How text is converted from vector outlines to a bitmap pixel grid is a complex and sophisticated process. Many techniques have been developed over the years, and each offers particular advantages and disadvantages. As mentioned above, the way you see text rendered on-screen is very much dependent upon your device, screen, operating system, and application. Change any one of these factors, and you may see the same text typeset in the same font render slightly differently.
Fonts with TrueType data and quadratic curves are simpler to process, and have the advantage of a feature called ‘automatic hinting’. That means that the type designer doesn’t have to do anything special to get consistently-rendered text. The quality of TrueType on-screen rendering is both reliable and good. But a side-effect is that automatically-hinted TrueType text renders slightly blurrier than manually-hinted PostScript text.
Fonts with PostScript data and cubic curves are easier to work with in font editing software.
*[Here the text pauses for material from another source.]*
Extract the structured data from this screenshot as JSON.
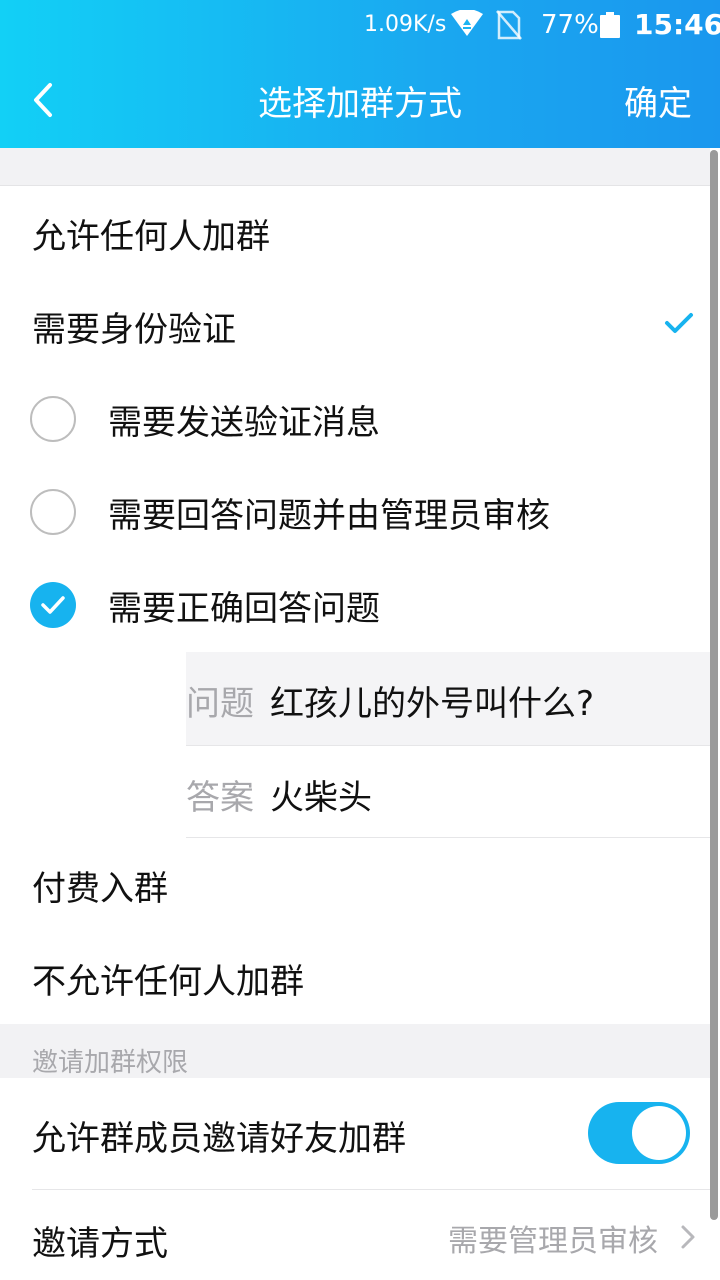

But when rendered on-screen, support for automatic hinting is limited or non-existent. That means a type designer has to spend extra time in their font editor, adding special instructions that define how their font should render at small sizes and on low-resolution screens. These manual hinting instructions are difficult and time-consuming to do, which explains why professional-quality fonts cost so much.
A good type designer will spend the necessary time adding manual hinting instructions to their fonts. Other designers don’t bother, producing fonts that print well, but look worse on-screen.
It’s fairly easy to identify whether a font has manual hinting: small text will render more reliably on-screen, and it’ll appear slightly sharper and lighter in weight. Fonts with no hinting – and TrueType fonts in general – look slightly blurrier and darker in weight.
Which is more preferable? That’ll depend upon your design, and the fonts you choose to use. Plus to a large extent: your own personal taste.
But I wouldn’t lose too much sleep over it, unless your text is rendering in a way that makes it illegible. Then it’s probably best to reconsider your design and your choice of typefaces. Open Sans shouldn’t cause too many problems: it’s deliberately designed to be as legible as possible at all sizes, on all devices, and in all conditions. That works in your favour, and benefits your readers.
I hope that answers your question. If not, please let me know.